Bartels attributed some of this to the fact that Canada’s economy is weighted more heavily towards industries that traditionally don’t invest as much of their revenues in technology: energy, natural resources, durable goods manufacturing and construction. Forrester research suggests these sectors spend only two per cent of their revenues on technology.

‘Cautious’ Canadian execs

But Bartels said a reserved mindset inside the Canadian C-suite also holds back tech investment here.

“A lot of Canadian executives have taken a somewhat cautious, conservative attitude toward new technologies,” he said.

North of the forty-ninth parallel, companies tend to take a wait-and-see approach by experimenting with new tech rather than procuring it right away, Bartels added.

That may not be best for business, however. A study released last year by Dell Inc. found that companies adopting technologies linked to mobility, security, big data and cloud see revenue growth that is 53 per cent higher on average than firms that don’t.

Bartels reminded budget-conscious Canadian businesses at Thursday’s event that buying new technology can help them cut costs. Companies can then use those savings to invest in driving sales, profits and productivity elsewhere in their operations, he said.

andrew-bartels
Bartels: Canadian execs have a “cautious, conservative attitude toward new technologies.”

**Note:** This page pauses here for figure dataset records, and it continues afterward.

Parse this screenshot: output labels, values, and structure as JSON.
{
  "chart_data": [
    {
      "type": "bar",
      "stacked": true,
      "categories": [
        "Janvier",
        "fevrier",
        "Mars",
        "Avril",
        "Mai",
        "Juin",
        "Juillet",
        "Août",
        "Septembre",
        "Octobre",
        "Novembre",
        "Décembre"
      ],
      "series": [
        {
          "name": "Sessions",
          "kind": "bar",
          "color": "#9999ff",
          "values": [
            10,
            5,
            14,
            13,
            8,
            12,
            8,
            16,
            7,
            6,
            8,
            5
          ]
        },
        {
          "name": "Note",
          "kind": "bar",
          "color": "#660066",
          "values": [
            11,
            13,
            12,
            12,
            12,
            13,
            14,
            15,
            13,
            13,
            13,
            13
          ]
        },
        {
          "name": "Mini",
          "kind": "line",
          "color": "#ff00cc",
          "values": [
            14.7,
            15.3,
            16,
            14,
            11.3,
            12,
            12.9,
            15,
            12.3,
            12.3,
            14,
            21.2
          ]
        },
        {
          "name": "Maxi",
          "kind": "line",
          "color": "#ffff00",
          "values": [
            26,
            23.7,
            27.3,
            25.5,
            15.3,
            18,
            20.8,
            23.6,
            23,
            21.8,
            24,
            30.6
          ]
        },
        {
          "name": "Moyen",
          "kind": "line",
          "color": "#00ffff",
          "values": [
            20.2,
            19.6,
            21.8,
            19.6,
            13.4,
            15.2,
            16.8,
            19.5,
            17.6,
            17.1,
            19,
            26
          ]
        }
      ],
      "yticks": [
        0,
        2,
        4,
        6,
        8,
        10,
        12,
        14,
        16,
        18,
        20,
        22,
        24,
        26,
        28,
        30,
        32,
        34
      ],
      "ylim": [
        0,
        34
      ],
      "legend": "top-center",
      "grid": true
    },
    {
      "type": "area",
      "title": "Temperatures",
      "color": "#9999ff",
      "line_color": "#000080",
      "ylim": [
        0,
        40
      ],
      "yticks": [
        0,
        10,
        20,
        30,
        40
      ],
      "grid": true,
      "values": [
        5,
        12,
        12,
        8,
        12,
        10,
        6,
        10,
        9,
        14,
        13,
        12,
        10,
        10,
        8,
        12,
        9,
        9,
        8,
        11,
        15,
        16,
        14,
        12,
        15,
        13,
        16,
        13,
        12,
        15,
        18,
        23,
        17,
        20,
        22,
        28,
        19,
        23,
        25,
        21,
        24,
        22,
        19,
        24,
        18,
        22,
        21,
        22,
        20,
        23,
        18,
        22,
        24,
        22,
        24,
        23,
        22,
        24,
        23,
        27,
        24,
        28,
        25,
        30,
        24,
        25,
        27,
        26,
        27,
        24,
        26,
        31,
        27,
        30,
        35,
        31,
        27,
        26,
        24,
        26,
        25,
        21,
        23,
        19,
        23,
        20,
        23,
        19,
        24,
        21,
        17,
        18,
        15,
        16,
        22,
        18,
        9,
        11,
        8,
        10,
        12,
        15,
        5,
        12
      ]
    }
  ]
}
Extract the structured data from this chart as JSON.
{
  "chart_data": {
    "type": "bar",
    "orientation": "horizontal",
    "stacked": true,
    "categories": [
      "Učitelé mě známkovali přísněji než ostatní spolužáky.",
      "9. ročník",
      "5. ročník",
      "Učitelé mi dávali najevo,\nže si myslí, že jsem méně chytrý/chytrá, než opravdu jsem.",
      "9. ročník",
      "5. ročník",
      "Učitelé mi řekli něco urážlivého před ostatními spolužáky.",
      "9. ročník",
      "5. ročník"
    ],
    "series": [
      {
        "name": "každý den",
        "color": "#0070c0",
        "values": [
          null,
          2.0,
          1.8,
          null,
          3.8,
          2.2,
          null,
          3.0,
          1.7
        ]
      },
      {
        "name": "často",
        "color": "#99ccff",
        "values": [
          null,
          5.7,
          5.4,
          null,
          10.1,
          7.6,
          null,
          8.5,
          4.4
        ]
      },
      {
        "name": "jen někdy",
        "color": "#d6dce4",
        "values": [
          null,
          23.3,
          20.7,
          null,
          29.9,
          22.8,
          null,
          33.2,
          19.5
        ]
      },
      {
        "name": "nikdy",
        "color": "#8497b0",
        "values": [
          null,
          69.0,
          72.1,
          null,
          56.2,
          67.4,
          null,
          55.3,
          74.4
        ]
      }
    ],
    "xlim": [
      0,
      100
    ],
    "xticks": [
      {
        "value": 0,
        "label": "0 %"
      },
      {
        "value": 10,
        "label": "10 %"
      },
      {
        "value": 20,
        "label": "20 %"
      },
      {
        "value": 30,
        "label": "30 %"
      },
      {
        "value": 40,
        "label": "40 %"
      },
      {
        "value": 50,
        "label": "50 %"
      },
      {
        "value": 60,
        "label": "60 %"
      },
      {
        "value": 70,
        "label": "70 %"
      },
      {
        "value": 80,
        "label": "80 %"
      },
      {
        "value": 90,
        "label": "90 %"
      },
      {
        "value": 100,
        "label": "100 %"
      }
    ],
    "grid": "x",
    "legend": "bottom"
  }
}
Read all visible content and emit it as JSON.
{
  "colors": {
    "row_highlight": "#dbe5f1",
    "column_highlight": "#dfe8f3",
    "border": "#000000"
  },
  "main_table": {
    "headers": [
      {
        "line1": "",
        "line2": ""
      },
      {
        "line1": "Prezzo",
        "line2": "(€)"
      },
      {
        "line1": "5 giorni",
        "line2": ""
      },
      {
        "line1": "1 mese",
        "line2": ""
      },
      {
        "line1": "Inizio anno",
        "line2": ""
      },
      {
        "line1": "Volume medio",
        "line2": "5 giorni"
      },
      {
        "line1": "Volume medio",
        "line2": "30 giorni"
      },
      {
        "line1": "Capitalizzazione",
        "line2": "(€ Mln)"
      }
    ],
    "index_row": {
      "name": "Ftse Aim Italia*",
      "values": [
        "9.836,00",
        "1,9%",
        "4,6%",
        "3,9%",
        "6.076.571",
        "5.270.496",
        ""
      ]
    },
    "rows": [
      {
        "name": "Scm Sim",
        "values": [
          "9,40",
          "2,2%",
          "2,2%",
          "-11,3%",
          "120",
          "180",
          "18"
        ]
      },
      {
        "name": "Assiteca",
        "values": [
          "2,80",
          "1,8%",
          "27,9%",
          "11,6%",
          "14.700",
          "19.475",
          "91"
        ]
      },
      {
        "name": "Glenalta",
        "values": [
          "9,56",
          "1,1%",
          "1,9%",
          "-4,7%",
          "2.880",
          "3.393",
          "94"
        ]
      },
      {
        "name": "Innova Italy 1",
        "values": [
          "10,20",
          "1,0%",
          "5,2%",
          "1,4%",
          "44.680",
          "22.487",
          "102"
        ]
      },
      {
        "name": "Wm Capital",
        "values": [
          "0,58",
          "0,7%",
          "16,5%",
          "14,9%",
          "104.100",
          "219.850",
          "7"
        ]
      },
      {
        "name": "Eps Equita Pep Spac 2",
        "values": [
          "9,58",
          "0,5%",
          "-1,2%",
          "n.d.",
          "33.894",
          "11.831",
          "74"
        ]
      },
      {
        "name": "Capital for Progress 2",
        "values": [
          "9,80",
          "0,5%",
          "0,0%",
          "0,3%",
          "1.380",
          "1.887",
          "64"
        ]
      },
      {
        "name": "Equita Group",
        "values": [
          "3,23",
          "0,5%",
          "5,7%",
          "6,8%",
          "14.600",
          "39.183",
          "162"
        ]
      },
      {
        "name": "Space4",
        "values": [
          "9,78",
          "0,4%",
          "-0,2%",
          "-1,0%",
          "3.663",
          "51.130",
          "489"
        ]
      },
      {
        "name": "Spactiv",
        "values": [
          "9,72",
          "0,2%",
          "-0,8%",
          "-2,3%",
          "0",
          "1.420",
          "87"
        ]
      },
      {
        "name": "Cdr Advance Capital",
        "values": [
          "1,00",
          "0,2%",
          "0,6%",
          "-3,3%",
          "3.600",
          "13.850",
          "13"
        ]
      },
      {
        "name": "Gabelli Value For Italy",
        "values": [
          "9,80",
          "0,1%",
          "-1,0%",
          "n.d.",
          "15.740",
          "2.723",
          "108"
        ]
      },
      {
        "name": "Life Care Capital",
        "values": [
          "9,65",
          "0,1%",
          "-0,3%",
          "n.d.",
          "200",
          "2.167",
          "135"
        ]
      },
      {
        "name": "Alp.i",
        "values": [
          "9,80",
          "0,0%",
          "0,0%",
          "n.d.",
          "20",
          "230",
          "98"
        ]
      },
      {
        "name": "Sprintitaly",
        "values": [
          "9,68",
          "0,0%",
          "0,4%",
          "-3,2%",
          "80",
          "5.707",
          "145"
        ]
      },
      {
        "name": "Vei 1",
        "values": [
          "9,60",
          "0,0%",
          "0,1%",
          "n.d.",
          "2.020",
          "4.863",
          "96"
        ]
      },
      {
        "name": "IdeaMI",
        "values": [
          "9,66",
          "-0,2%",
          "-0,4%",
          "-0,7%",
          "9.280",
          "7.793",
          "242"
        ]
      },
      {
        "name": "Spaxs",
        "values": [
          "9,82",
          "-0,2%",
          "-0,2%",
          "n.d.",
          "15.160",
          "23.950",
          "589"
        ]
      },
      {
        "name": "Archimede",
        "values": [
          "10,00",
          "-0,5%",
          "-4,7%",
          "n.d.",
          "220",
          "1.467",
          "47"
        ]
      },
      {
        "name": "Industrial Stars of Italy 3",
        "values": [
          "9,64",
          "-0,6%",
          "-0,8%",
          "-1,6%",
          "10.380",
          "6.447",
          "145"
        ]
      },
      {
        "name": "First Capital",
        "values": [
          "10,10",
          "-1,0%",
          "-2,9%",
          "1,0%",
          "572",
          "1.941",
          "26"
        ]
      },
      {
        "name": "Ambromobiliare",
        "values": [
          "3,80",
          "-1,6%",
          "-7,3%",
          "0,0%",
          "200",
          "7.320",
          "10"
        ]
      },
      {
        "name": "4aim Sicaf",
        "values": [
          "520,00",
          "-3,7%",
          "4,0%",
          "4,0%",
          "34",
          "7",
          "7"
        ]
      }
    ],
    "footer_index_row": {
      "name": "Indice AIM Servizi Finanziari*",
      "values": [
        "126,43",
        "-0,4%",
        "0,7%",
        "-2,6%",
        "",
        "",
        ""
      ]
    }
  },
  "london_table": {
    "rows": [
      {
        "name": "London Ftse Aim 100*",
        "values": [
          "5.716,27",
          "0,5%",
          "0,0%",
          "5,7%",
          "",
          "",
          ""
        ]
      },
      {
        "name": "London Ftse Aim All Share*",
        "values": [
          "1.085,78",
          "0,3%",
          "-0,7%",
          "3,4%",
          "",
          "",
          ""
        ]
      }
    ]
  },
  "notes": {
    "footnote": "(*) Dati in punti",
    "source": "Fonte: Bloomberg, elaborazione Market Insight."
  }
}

David Samuels gave some examples of those potential gains while co-presenting with Bartels in Toronto. Samuels, Concur’s senior VP of client sales and development, said Concur users get their expense reports approved in an average of 4.5 days and receive reimbursements in about 2.8 days. Those activities used to take weeks or sometimes months using manual paper methods, he said.

Samuels said one company has reported saving $1 million since deploying one of Concur’s SaaS offerings less than four months ago in May.

Saving with SaaS

Forrester’s Bartels cited subscription-based SaaS as a key area where prudent Canadian businesses can put their money during ongoing economic uncertainty without inflating their long term capital spending.

“Companies want to conserve cash so they don’t necessarily want to invest in new software … So certainly SaaS is attractive for that reason.”

In its forecast, Forrester also advises Canadian businesses to make the following strategic moves in 2016-2017:

  • Cut back or defer spending on hardware and telecom because “these are technologies that don’t contribute directly to business transformation or competitive differentiation”;
  • Negotiate with vendors to extend existing contracts in exchange for a cut in rates, or look for cheaper alternatives;
  • Focus discretionary spending on business technologies like analytics, mobile and Internet of Things “that can help Canadian firms win, serve and retain customers.”